Coming from the alternative rock side is Welsh guitarist Michael Cozzi, who had worked with English alt/pop band Shriekback in the mid-1980s, then recorded three albums with American trance/psych rock unit Sky Cries Mary in the early 1990s.
Meanwhile, keyboardist and electronics engineer David Jameson spent more time out of music than into it. After working with Time Machine in the 70s and early 80s, he gave up the role of performer to pursue advanced technical training and industry experience as a music electronics developer for IBM. So he moved on a completely different track, then brought his expertise in electronics back into the mix when he joined the Project.
One example of a non-PG song that, thanks to Rhodes, has already become a Project staple is a mid-’80s Kate Bush composition called “Mother Stands for Comfort.” In fact, his uncanny vocal resemblance to the experimental singer-songwriter here is more apt than some of his PG covers. “The Bush Effect” also carries over to another song the project also regularly features – a Rhodes original called Collective Heart.
If there’s one song that best shows what each member brings to the project, it might be Gabriel’s 1980 anti-war song “Games Without Frontiers.” Notably, the original PG recording featured Bush (she’s on again) on backing vocals. Rhodes therefore does double duty on this song, contributing both lead vocals on the verses and Bush’s breathy French lyrical phrases on the choruses.
Interestingly enough, through creative instrumental pairing, the song also gives the band a chance to stretch out and “take a hit.” For the second “half” of the song, SP skipped its own self-imposed timeline and spliced it into a well-marked PG instrumental titled “Of These, Hope” – from its ambitious 1989 world music soundtrack, Passion. And since the project usually performs this two-song mix as an encore, this extended space rock jam brings their shows to a rousing climax. Truly borderless music.

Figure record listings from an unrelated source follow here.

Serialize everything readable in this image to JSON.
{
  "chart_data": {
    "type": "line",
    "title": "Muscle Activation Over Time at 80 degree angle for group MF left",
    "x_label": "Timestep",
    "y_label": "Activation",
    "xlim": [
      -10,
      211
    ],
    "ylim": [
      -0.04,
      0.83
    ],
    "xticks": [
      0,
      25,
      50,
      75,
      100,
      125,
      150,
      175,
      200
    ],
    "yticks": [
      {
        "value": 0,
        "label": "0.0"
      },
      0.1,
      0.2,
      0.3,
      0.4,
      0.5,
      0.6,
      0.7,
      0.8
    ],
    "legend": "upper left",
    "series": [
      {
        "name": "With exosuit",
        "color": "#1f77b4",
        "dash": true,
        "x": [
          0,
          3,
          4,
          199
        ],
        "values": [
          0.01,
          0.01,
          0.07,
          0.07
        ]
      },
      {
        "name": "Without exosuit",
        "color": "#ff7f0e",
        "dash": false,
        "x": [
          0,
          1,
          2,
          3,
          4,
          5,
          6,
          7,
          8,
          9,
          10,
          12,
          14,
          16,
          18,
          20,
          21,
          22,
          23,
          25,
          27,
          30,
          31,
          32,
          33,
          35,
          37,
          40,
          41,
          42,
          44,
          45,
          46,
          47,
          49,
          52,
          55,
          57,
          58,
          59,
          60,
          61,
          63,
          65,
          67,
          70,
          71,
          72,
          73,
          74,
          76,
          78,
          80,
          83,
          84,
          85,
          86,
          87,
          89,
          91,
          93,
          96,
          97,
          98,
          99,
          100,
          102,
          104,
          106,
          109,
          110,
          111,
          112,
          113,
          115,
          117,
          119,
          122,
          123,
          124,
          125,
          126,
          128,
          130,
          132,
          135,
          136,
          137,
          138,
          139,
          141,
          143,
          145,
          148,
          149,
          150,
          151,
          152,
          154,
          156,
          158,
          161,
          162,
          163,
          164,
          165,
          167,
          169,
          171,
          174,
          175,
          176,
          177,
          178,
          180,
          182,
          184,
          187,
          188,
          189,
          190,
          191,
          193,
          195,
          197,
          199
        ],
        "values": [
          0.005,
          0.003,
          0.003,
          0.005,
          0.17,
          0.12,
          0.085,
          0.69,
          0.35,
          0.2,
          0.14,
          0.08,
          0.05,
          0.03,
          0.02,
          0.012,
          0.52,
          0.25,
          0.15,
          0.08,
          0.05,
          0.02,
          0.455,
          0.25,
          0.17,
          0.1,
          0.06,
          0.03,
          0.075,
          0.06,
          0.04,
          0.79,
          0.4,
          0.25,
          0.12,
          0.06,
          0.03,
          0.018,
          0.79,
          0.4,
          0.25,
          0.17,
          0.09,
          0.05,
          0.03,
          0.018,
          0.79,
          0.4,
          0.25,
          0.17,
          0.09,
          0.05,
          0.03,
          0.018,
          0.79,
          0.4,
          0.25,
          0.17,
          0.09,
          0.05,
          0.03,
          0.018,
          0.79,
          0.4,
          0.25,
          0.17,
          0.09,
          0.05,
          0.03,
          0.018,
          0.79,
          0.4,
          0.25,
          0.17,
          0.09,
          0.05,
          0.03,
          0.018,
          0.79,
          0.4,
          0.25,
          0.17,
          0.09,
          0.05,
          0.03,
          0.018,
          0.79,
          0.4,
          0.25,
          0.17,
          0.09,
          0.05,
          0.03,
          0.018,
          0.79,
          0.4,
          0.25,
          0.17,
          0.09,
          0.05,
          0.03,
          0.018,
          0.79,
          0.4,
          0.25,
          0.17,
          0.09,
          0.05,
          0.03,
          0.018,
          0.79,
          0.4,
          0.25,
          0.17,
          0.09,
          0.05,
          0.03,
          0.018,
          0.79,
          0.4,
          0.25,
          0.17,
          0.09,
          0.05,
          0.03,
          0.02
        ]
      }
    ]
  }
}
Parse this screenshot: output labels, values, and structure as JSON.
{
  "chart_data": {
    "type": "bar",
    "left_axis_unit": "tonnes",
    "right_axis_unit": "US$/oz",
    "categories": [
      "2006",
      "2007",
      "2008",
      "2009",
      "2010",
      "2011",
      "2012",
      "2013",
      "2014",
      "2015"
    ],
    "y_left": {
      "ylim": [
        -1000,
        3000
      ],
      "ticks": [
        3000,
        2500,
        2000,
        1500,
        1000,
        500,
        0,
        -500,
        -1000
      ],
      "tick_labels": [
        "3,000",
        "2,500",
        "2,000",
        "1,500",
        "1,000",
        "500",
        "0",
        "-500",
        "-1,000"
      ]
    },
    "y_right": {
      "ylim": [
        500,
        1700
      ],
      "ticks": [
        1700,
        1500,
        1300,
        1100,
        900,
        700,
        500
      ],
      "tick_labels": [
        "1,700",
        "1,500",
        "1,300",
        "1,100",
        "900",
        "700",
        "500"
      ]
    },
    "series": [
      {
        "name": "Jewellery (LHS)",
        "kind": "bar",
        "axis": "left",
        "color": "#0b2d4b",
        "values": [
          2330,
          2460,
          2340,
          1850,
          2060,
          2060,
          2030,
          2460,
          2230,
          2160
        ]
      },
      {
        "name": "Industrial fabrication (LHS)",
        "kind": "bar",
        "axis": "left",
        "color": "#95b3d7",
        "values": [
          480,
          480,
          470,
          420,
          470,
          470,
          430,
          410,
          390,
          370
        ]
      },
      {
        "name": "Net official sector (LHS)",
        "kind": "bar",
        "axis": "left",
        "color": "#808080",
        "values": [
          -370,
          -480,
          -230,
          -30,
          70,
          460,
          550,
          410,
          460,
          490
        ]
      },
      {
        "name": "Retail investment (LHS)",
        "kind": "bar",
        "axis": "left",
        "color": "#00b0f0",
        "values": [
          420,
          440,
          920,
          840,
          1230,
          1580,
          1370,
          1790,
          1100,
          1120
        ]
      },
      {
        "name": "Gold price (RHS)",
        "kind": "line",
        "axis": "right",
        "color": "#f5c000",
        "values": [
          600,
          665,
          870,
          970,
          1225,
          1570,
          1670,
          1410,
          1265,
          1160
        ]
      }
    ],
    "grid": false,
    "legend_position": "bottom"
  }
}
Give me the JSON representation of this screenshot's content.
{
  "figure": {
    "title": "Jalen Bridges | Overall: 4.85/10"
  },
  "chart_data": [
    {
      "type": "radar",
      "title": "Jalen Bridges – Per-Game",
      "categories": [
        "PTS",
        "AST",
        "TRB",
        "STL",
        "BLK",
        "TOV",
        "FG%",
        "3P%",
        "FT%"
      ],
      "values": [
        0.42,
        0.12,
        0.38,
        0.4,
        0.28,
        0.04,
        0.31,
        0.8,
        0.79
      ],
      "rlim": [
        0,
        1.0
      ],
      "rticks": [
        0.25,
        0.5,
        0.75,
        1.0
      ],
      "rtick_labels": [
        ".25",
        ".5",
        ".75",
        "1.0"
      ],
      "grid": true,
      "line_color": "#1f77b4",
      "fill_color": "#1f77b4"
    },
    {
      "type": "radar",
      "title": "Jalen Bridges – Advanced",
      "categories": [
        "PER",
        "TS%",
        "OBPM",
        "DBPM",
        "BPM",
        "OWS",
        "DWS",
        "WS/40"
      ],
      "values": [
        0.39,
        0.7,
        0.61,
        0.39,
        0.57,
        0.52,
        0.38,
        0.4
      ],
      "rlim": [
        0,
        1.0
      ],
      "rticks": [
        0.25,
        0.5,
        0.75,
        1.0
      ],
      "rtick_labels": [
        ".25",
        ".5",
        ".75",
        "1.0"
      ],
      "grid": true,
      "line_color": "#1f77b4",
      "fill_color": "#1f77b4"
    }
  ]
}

It will be interesting to see where Security Project turns next in their song and artist selections as they continue their exploration of PG repertoire and other “songs without borders.” Their moments of improvisation suggest the band could create some exciting original material, if they put their collective hearts and minds into it. But, with their crazy backgrounds and overlapping outside projects, that seems unlikely. In the end, what brought them together was a deep and shared admiration for the collective works of Peter Gabriel. It therefore seems that they will continue their search for a new musical expression based on his musical universe.
So, did you think you’d like to go to “The Peter Gabriel Show”? Given that the former rock sailor himself isn’t as available as he once was, spending a night with Security Project might just be the next best thing. Just be careful to pay attention to your vocal cords.